The projects will be paid for by $500 million in funding announced last week when the NDP government outlined its 2017 budget.
Finance Minister Joe Ceci shared details on the projects at a 10 a.m. news conference at Forest Lawn High School.
WATCH: Education Minister David Eggen joins Global Calgary with details on the four new schools planned for Calgary following the 2017 Alberta budget
The new facilities include four elementary schools to be located in the communities of Cranston, Auburn Bay, Evergreen and Coventry Hills.
Three of the new schools will be part of the public system, while the Auburn Bay Elementary Core School will be part of the Calgary Catholic School Division.
The modernization will take place at Forest Lawn High School.
Not everyone is happy with the announcement; a local parents group says two communities have been skipped over and the need for new high schools has been overlooked.
The Calgary Board of Education boosted the communities of Mahogany and Skyview Ranch up to No. 3 and 4 on its priority list for new schools this month, but because the province based its decision on last year’s list, they were missed.
Kids Come First founder Lisa Davis is concerned they were skipped over.
“These fastest growing communities have the most need to get built,” she said. “It’s going to be a concern for those communities as to how they’re going to make the space work.
“There was certainly nothing preventing them from recognizing that the school boards themselves are in the best position to determine what schools need to be built urgently.”
Alberta Education says the new rankings, updated two weeks ago, came too late to consider because with 61 school boards, the decision process takes months.
There are also questions about why only elementary schools will be built.
“We know these kids grow up, they need junior highs and high schools.
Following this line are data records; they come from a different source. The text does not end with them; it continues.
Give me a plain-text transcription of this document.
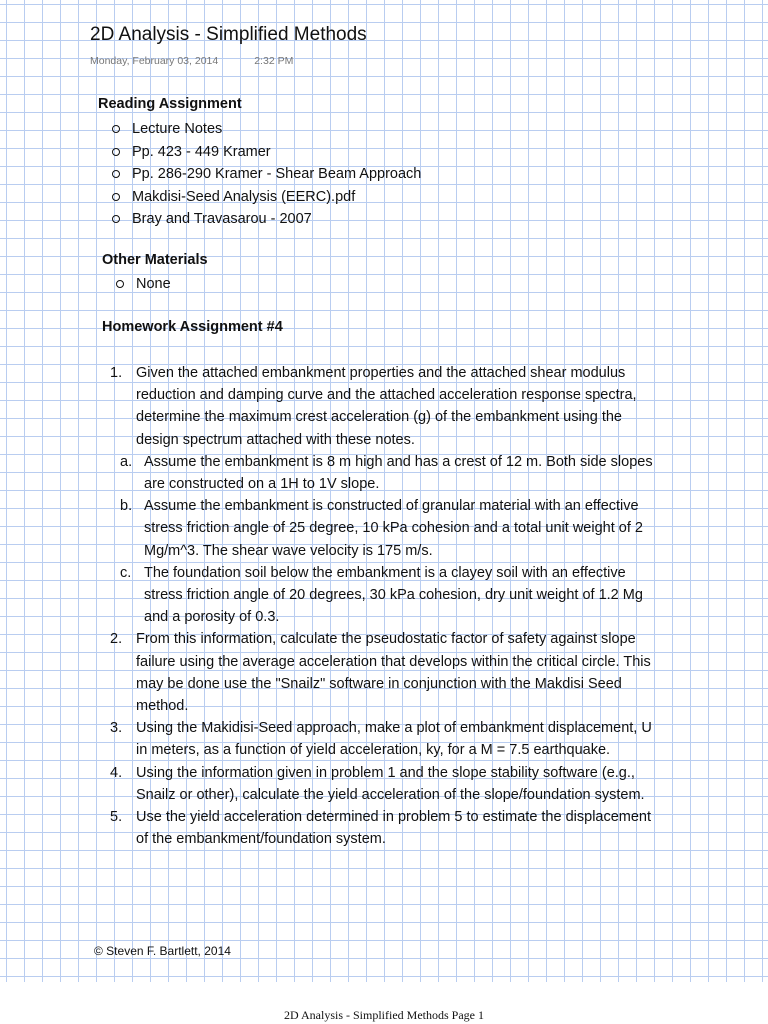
2D Analysis - Simplified Methods
Monday, February 03, 2014	2:32 PM
Reading Assignment
Lecture Notes
Pp. 423 - 449 Kramer
Pp. 286-290 Kramer - Shear Beam Approach
Makdisi-Seed Analysis (EERC).pdf
Bray and Travasarou - 2007
Other Materials
None
Homework Assignment #4
1. Given the attached embankment properties and the attached shear modulus reduction and damping curve and the attached acceleration response spectra, determine the maximum crest acceleration (g) of the embankment using the design spectrum attached with these notes.
a. Assume the embankment is 8 m high and has a crest of 12 m. Both side slopes are constructed on a 1H to 1V slope.
b. Assume the embankment is constructed of granular material with an effective stress friction angle of 25 degree, 10 kPa cohesion and a total unit weight of 2 Mg/m^3. The shear wave velocity is 175 m/s.
c. The foundation soil below the embankment is a clayey soil with an effective stress friction angle of 20 degrees, 30 kPa cohesion, dry unit weight of 1.2 Mg and a porosity of 0.3.
2. From this information, calculate the pseudostatic factor of safety against slope failure using the average acceleration that develops within the critical circle. This may be done use the "Snailz" software in conjunction with the Makdisi Seed method.
3. Using the Makidisi-Seed approach, make a plot of embankment displacement, U in meters, as a function of yield acceleration, ky, for a M = 7.5 earthquake.
4. Using the information given in problem 1 and the slope stability software (e.g., Snailz or other), calculate the yield acceleration of the slope/foundation system.
5. Use the yield acceleration determined in problem 5 to estimate the displacement of the embankment/foundation system.
© Steven F. Bartlett, 2014
2D Analysis - Simplified Methods Page 1
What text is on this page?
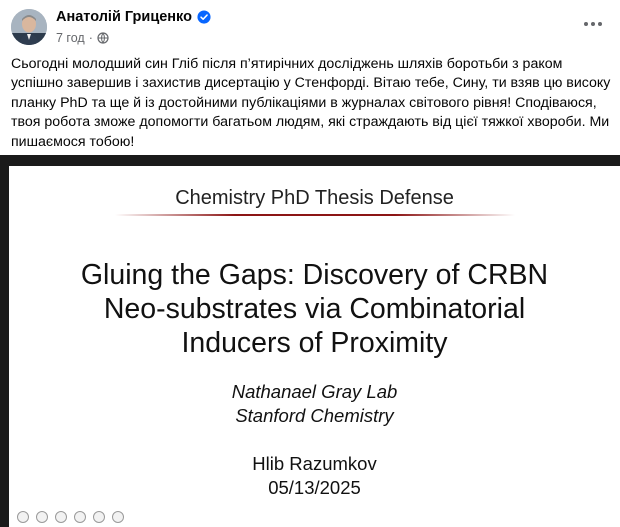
Анатолій Гриценко
7 год ·

Сьогодні молодший син Гліб після п’ятирічних досліджень шляхів боротьби з раком успішно завершив і захистив дисертацію у Стенфорді. Вітаю тебе, Сину, ти взяв цю високу планку PhD та ще й із достойними публікаціями в журналах світового рівня! Сподіваюся, твоя робота зможе допомогти багатьом людям, які страждають від цієї тяжкої хвороби. Ми пишаємося тобою!

Chemistry PhD Thesis Defense
Gluing the Gaps: Discovery of CRBN
Neo-substrates via Combinatorial
Inducers of Proximity
Nathanael Gray Lab
Stanford Chemistry
Hlib Razumkov
05/13/2025
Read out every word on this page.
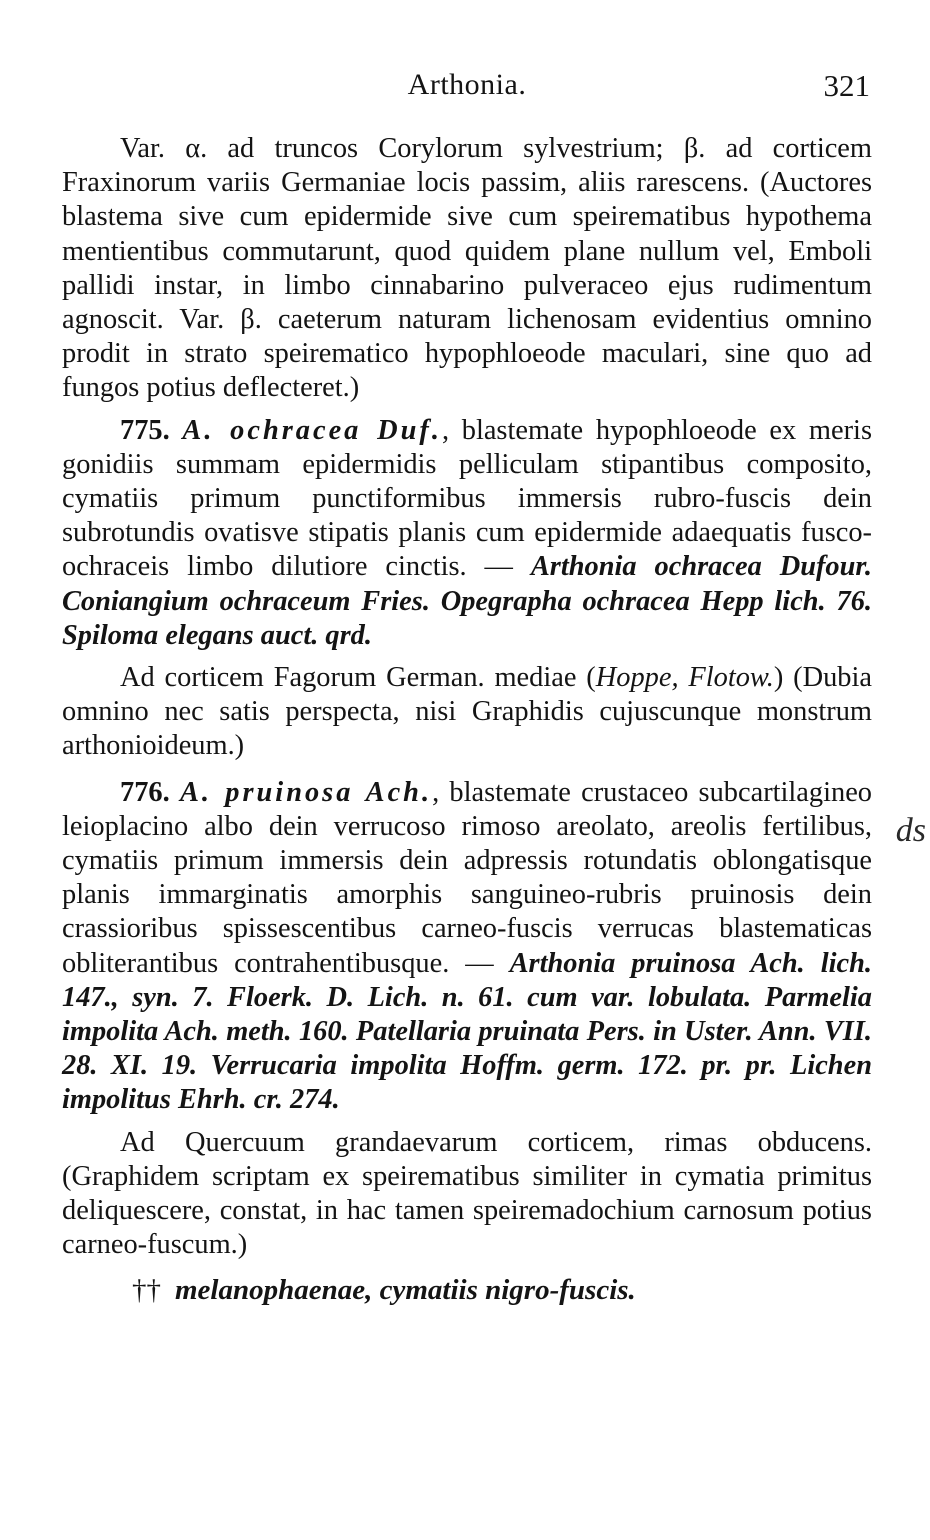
Arthonia.	321

Var. α. ad truncos Corylorum sylvestrium; β. ad corticem Fraxinorum variis Germaniae locis passim, aliis rarescens. (Auctores blastema sive cum epidermide sive cum speirematibus hypothema mentientibus commutarunt, quod quidem plane nullum vel, Emboli pallidi instar, in limbo cinnabarino pulveraceo ejus rudimentum agnoscit. Var. β. caeterum naturam lichenosam evidentius omnino prodit in strato speirematico hypophloeode maculari, sine quo ad fungos potius deflecteret.)

775. A. ochracea Duf., blastemate hypophloeode ex meris gonidiis summam epidermidis pelliculam stipantibus composito, cymatiis primum punctiformibus immersis rubro-fuscis dein subrotundis ovatisve stipatis planis cum epidermide adaequatis fusco-ochraceis limbo dilutiore cinctis. — Arthonia ochracea Dufour. Coniangium ochraceum Fries. Opegrapha ochracea Hepp lich. 76. Spiloma elegans auct. qrd.

Ad corticem Fagorum German. mediae (Hoppe, Flotow.) (Dubia omnino nec satis perspecta, nisi Graphidis cujuscunque monstrum arthonioideum.)

776. A. pruinosa Ach., blastemate crustaceo subcartilagineo leioplacino albo dein verrucoso rimoso areolato, areolis fertilibus, cymatiis primum immersis dein adpressis rotundatis oblongatisque planis immarginatis amorphis sanguineo-rubris pruinosis dein crassioribus spissescentibus carneo-fuscis verrucas blastematicas obliterantibus contrahentibusque. — Arthonia pruinosa Ach. lich. 147., syn. 7. Floerk. D. Lich. n. 61. cum var. lobulata. Parmelia impolita Ach. meth. 160. Patellaria pruinata Pers. in Uster. Ann. VII. 28. XI. 19. Verrucaria impolita Hoffm. germ. 172. pr. pr. Lichen impolitus Ehrh. cr. 274.

Ad Quercuum grandaevarum corticem, rimas obducens. (Graphidem scriptam ex speirematibus similiter in cymatia primitus deliquescere, constat, in hac tamen speiremadochium carnosum potius carneo-fuscum.)

†† melanophaenae, cymatiis nigro-fuscis.

ds
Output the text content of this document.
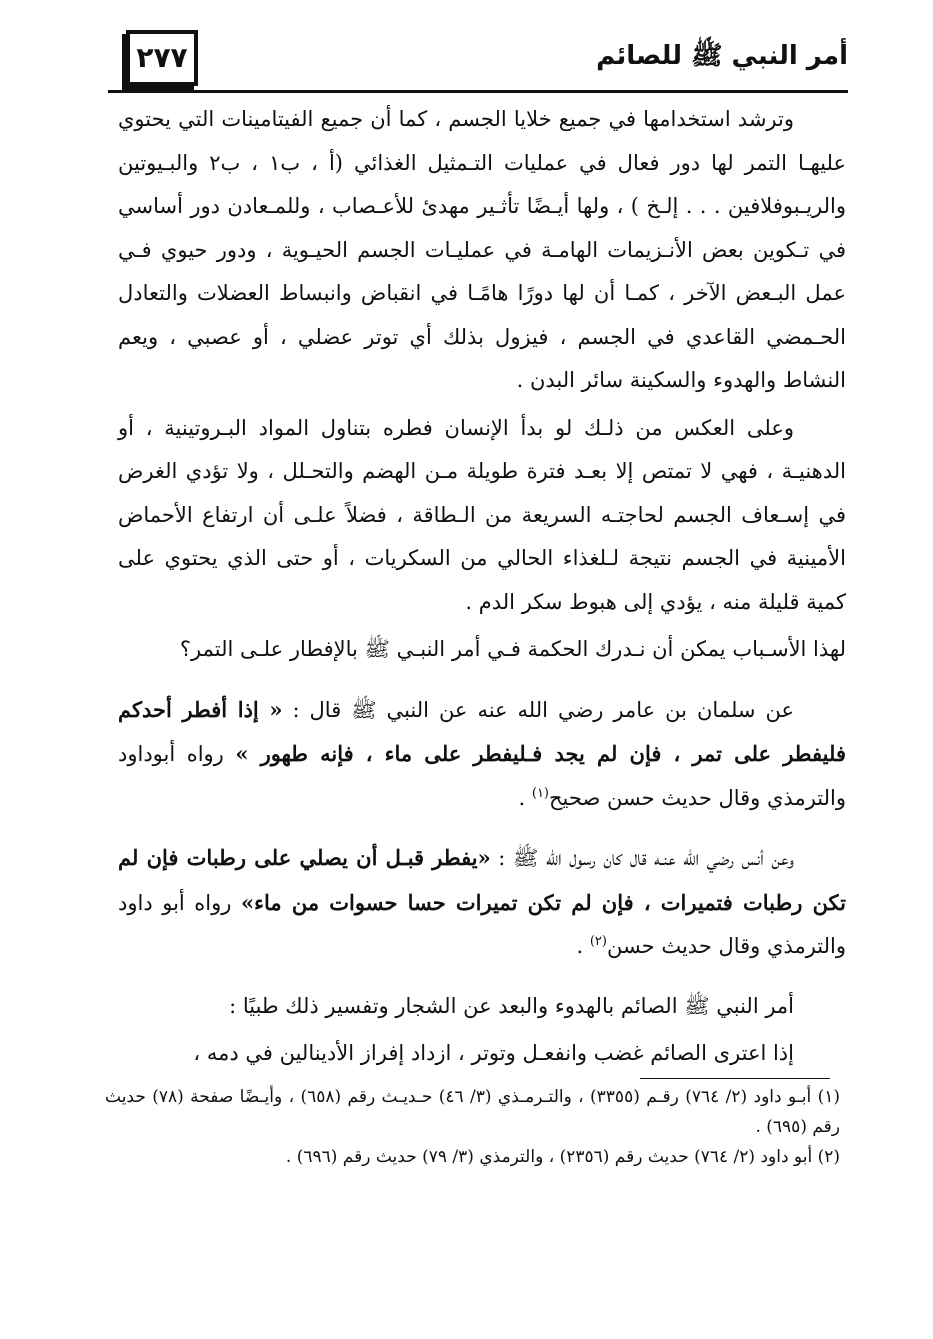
٢٧٧	أمر النبي ﷺ للصائم

وترشد استخدامها في جميع خلايا الجسم ، كما أن جميع الفيتامينات التي يحتوي عليهـا التمر لها دور فعال في عمليات التـمثيل الغذائي (أ ، ب١ ، ب٢ والبـيوتين والريـبوفلافين . . . إلـخ ) ، ولها أيـضًا تأثـير مهدئ للأعـصاب ، وللمـعادن دور أساسي في تـكوين بعض الأنـزيمات الهامـة في عمليـات الجسم الحيـوية ، ودور حيوي فـي عمل البـعض الآخر ، كمـا أن لها دورًا هامًـا في انقباض وانبساط العضلات والتعادل الحـمضي القاعدي في الجسم ، فيزول بذلك أي توتر عضلي ، أو عصبي ، ويعم النشاط والهدوء والسكينة سائر البدن .

وعلى العكس من ذلـك لو بدأ الإنسان فطره بتناول المواد البـروتينية ، أو الدهنيـة ، فهي لا تمتص إلا بعـد فترة طويلة مـن الهضم والتحـلل ، ولا تؤدي الغرض في إسـعاف الجسم لحاجتـه السريعة من الـطاقة ، فضلاً علـى أن ارتفاع الأحماض الأمينية في الجسم نتيجة لـلغذاء الحالي من السكريات ، أو حتى الذي يحتوي على كمية قليلة منه ، يؤدي إلى هبوط سكر الدم .

لهذا الأسـباب يمكن أن نـدرك الحكمة فـي أمر النبـي ﷺ بالإفطار علـى التمر؟

عن سلمان بن عامر رضي الله عنه عن النبي ﷺ قال : « إذا أفطر أحدكم فليفطر على تمر ، فإن لم يجد فـليفطر على ماء ، فإنه طهور » رواه أبوداود والترمذي وقال حديث حسن صحيح$^{(١)}$ .

وعن أنس رضي الله عنـه قال كان رسول الله ﷺ : «يفطر قبـل أن يصلي على رطبات فإن لم تكن رطبات فتميرات ، فإن لم تكن تميرات حسا حسوات من ماء» رواه أبو داود والترمذي وقال حديث حسن$^{(٢)}$ .

أمر النبي ﷺ الصائم بالهدوء والبعد عن الشجار وتفسير ذلك طبيًا :

إذا اعترى الصائم غضب وانفعـل وتوتر ، ازداد إفراز الأدينالين في دمه ،

(١) أبـو داود (٢/ ٧٦٤) رقـم (٣٣٥٥) ، والتـرمـذي (٣/ ٤٦) حـديـث رقم (٦٥٨) ، وأيـضًا صفحة (٧٨) حديث رقم (٦٩٥) .

(٢) أبو داود (٢/ ٧٦٤) حديث رقم (٢٣٥٦) ، والترمذي (٣/ ٧٩) حديث رقم (٦٩٦) .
We know that work has to start now.”
“New schools and major modernizations of aging facilities help us continue to offer quality learning opportunities for our students closer to where they live,” Calgary Board of Education chair Joy Bowen-Eyre said.
In addition to the new Calgary facilities, the province announced two new schools in Airdrie and the replacement of a school in Banff, Alta.
In total, the NDP announced 26 school projects on Tuesday, saying they will create more than 6,000 jobs.
“Our government is working to make life better for Albertans and part of that is building schools for our growing number of students,” Alberta Premier Rachel Notley said in a news release. “We will also protect and improve education by providing a much-needed facelift to some of our aging facilities.”
Construction on almost all of the projects is expected to begin in 2018, with the province projecting that most will open in 2021.